Saint-Germain descubrió un sendero y les condujo hacia una pequeña parcela de hierba completamente reseca por el sol veraniego. El conde se detuvo ante la rejilla metálica rectangular.
—No la utilizo desde el 1941.
Se arrodilló ante la rejilla, agarró con fuerza los barrotes y tiró de ellos. Sin embargo, su esfuerzo no sirvió para nada.
Juana miró a Sophie.
—Cuando Francis y yo luchamos en la Resistencia francesa contra los alemanes, utilizamos las catacumbas como base. De ese modo, podíamos aparecer en cualquier lugar de la ciudad —explicó mientras daba unos golpecitos a la rejilla con la punta del pie—. Éste era uno de nuestros sitios favoritos. Incluso durante la guerra, estos jardines siempre estaban repletos de gente. Así, podíamos mezclarnos fácilmente con la muchedumbre.

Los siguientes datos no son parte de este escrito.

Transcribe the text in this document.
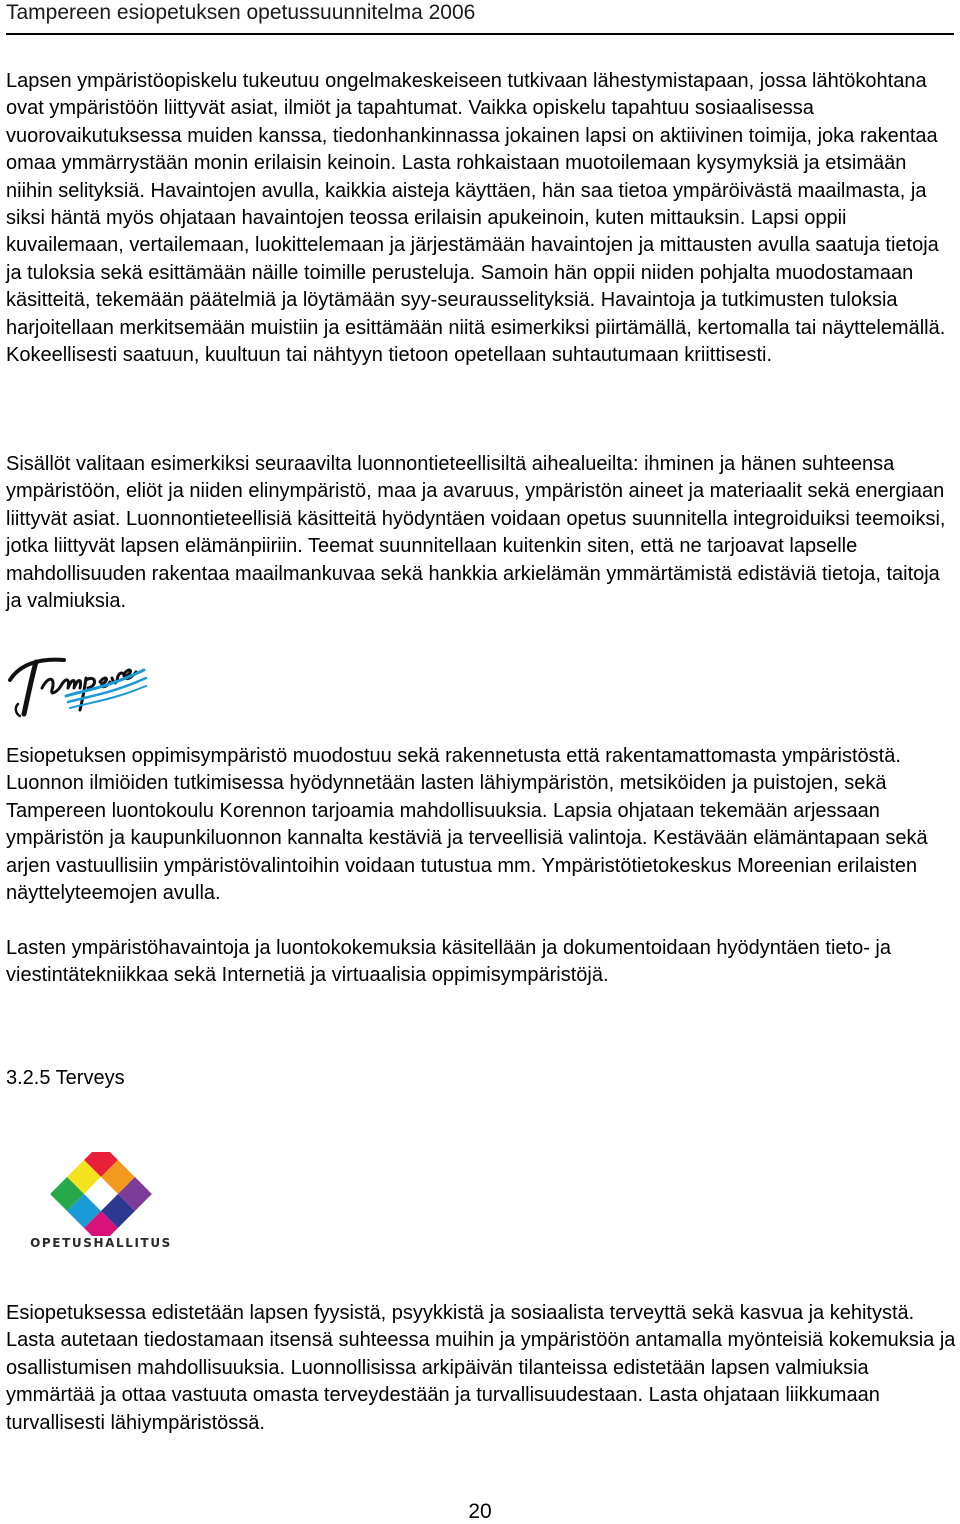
Tampereen esiopetuksen opetussuunnitelma 2006

Lapsen ympäristöopiskelu tukeutuu ongelmakeskeiseen tutkivaan lähestymistapaan, jossa lähtökohtana ovat ympäristöön liittyvät asiat, ilmiöt ja tapahtumat. Vaikka opiskelu tapahtuu sosiaalisessa vuorovaikutuksessa muiden kanssa, tiedonhankinnassa jokainen lapsi on aktiivinen toimija, joka rakentaa omaa ymmärrystään monin erilaisin keinoin. Lasta rohkaistaan muotoilemaan kysymyksiä ja etsimään niihin selityksiä. Havaintojen avulla, kaikkia aisteja käyttäen, hän saa tietoa ympäröivästä maailmasta, ja siksi häntä myös ohjataan havaintojen teossa erilaisin apukeinoin, kuten mittauksin. Lapsi oppii kuvailemaan, vertailemaan, luokittelemaan ja järjestämään havaintojen ja mittausten avulla saatuja tietoja ja tuloksia sekä esittämään näille toimille perusteluja. Samoin hän oppii niiden pohjalta muodostamaan käsitteitä, tekemään päätelmiä ja löytämään syy-seurausselityksiä. Havaintoja ja tutkimusten tuloksia harjoitellaan merkitsemään muistiin ja esittämään niitä esimerkiksi piirtämällä, kertomalla tai näyttelemällä. Kokeellisesti saatuun, kuultuun tai nähtyyn tietoon opetellaan suhtautumaan kriittisesti.

Sisällöt valitaan esimerkiksi seuraavilta luonnontieteellisiltä aihealueilta: ihminen ja hänen suhteensa ympäristöön, eliöt ja niiden elinympäristö, maa ja avaruus, ympäristön aineet ja materiaalit sekä energiaan liittyvät asiat. Luonnontieteellisiä käsitteitä hyödyntäen voidaan opetus suunnitella integroiduiksi teemoiksi, jotka liittyvät lapsen elämänpiiriin. Teemat suunnitellaan kuitenkin siten, että ne tarjoavat lapselle mahdollisuuden rakentaa maailmankuvaa sekä hankkia arkielämän ymmärtämistä edistäviä tietoja, taitoja ja valmiuksia.

Esiopetuksen oppimisympäristö muodostuu sekä rakennetusta että rakentamattomasta ympäristöstä. Luonnon ilmiöiden tutkimisessa hyödynnetään lasten lähiympäristön, metsiköiden ja puistojen, sekä Tampereen luontokoulu Korennon tarjoamia mahdollisuuksia. Lapsia ohjataan tekemään arjessaan ympäristön ja kaupunkiluonnon kannalta kestäviä ja terveellisiä valintoja. Kestävään elämäntapaan sekä arjen vastuullisiin ympäristövalintoihin voidaan tutustua mm. Ympäristötietokeskus Moreenian erilaisten näyttelyteemojen avulla.

Lasten ympäristöhavaintoja ja luontokokemuksia käsitellään ja dokumentoidaan hyödyntäen tieto- ja viestintätekniikkaa sekä Internetiä ja virtuaalisia oppimisympäristöjä.

3.2.5 Terveys
OPETUSHALLITUS

Esiopetuksessa edistetään lapsen fyysistä, psyykkistä ja sosiaalista terveyttä sekä kasvua ja kehitystä. Lasta autetaan tiedostamaan itsensä suhteessa muihin ja ympäristöön antamalla myönteisiä kokemuksia ja osallistumisen mahdollisuuksia. Luonnollisissa arkipäivän tilanteissa edistetään lapsen valmiuksia ymmärtää ja ottaa vastuuta omasta terveydestään ja turvallisuudestaan. Lasta ohjataan liikkumaan turvallisesti lähiympäristössä.

20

De repente, la atmósfera se cubrió del rico aroma otoñal de las hojas quemadas. En ese instante, las manos de Francis empezaron a desprender una oleada de calor. El metal se fundió y unas gotas de líquido plateado desaparecieron en la oscuridad del agujero. Saint-Germain agarró los restos que habían quedado de la rejilla y los lanzó hacia un lado. Después, se adentró en el agujero.
—Hay una escalera.
—Sophie, ahora tú —dijo Nicolas—. Yo iré detrás de ti. Juana, ¿te importaría encargarte de la retaguardia?
Juana aceptó la proposición sin poner obstáculo. Entonces cogió uno de los bancos de madera que decoraban los jardines y lo arrastró hacia ellos.

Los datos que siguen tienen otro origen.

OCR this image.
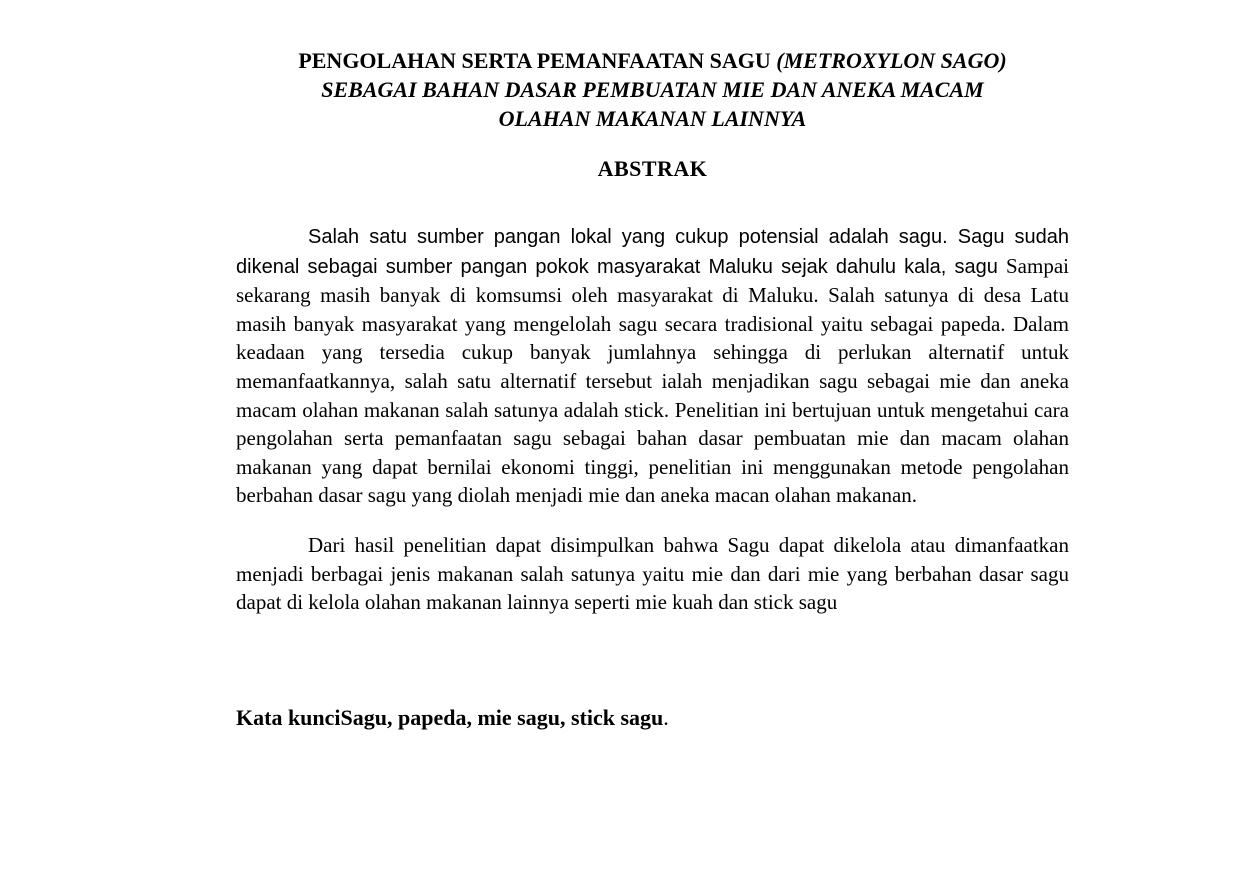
PENGOLAHAN SERTA PEMANFAATAN SAGU (METROXYLON SAGO)
SEBAGAI BAHAN DASAR PEMBUATAN MIE DAN ANEKA MACAM
OLAHAN MAKANAN LAINNYA
ABSTRAK

Salah satu sumber pangan lokal yang cukup potensial adalah sagu. Sagu sudah dikenal sebagai sumber pangan pokok masyarakat Maluku sejak dahulu kala, sagu Sampai sekarang masih banyak di komsumsi oleh masyarakat di Maluku. Salah satunya di desa Latu masih banyak masyarakat yang mengelolah sagu secara tradisional yaitu sebagai papeda. Dalam keadaan yang tersedia cukup banyak jumlahnya sehingga di perlukan alternatif untuk memanfaatkannya, salah satu alternatif tersebut ialah menjadikan sagu sebagai mie dan aneka macam olahan makanan salah satunya adalah stick. Penelitian ini bertujuan untuk mengetahui cara pengolahan serta pemanfaatan sagu sebagai bahan dasar pembuatan mie dan macam olahan makanan yang dapat bernilai ekonomi tinggi, penelitian ini menggunakan metode pengolahan berbahan dasar sagu yang diolah menjadi mie dan aneka macan olahan makanan.

Dari hasil penelitian dapat disimpulkan bahwa Sagu dapat dikelola atau dimanfaatkan menjadi berbagai jenis makanan salah satunya yaitu mie dan dari mie yang berbahan dasar sagu dapat di kelola olahan makanan lainnya seperti mie kuah dan stick sagu

Kata kunciSagu, papeda, mie sagu, stick sagu.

—Lo colocaré sobre el agujero antes de bajar. No queremos más intrusos inesperados, ¿verdad? —dijo con una sonrisa.
Sophie se adentró en el agujero con sumo cuidado, intentando encontrar los peldaños de la escalera. Empezó a descender de forma cautelosa. Ella esperaba encontrar un lugar apestoso y nauseabundo, pero en cambio sólo olía a sequedad y a cerrado. La joven empezó a contar los peldaños, pero perdió la cuenta cuando alcanzó los setenta pasos. Sin embargo, el cuadrado de cielo que avistaba cada vez era más pequeño, así que suponía que se encontraban a varios metros bajo tierra. No estaba asustada; al menos, no por ella. Los túneles y los lugares estrechos no le despertaban ningún temor o angustia, pero a su hermano le aterrorizaban los sitios pequeños: ¿cómo se estaría sintiendo ahora? Notaba miles de mariposas revolotear en su estómago; estaba mareada. De repente, sintió la boca reseca y supo, de forma instintiva e indudable, que así era como Josh se estaba sintiendo en ese preciso momento. Sophie sabía que Josh estaba aterrado.